Figure 8e shows an example of the 3D tracking of multiple fluorescence nanoparticles located at different axial positions in a plant cell. Seven trajectories distributed over a 20 µm axial range inside the cell were localized, demonstrating the multiplexing capability and large axial range of our 3D tracking method (Supplementary Note 6).
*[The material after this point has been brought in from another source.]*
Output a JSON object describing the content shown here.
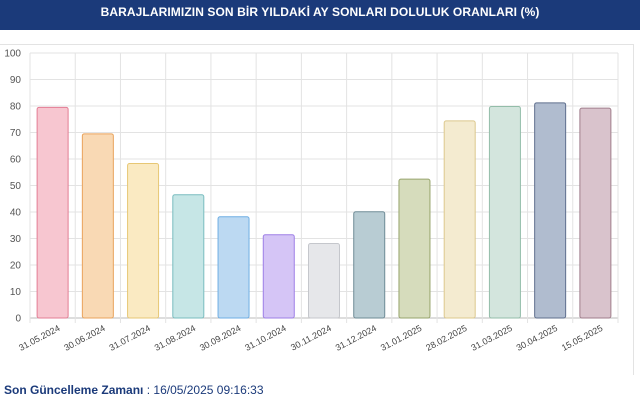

The five nanoparticles (denoted by 1, 2, 3, 4, and 5 in Fig. 8e) exhibited 3D diffusional motion in the cell, and we characterized their motion by the MSD analysis (Fig. 8f). Two other nanoparticles (denoted by 6 and 7 in Fig. 8e) in the cell showed negligible motion throughout the imaging experiment, most likely due to anchoring to an inner surface of the cell. The MSD versus time lag plots obtained from these nanoparticles clearly show different slopes (i.e., distinct diffusion rates) and curvatures (i.e., distinct diffusion modes). While the MSD versus time lag plots obtained from trajectories 1, 3, 4, and 5 agree very well with the simulated MSD plot assuming a random diffusion of the particle in a homogenous medium with its viscosity slightly higher than that of water (2.5, 4, and 7 mPa s for trajectory 5, trajectory 4, and trajectories 1 and 3, respectively), the MSD plot obtained from trajectory 2 deviates significantly from the simulated random diffusion. These results demonstrate that our 3D tracking method can be used for the quantitative characterization of the velocity and modes of the motion of individual nanoparticles in biological samples, including plant cells.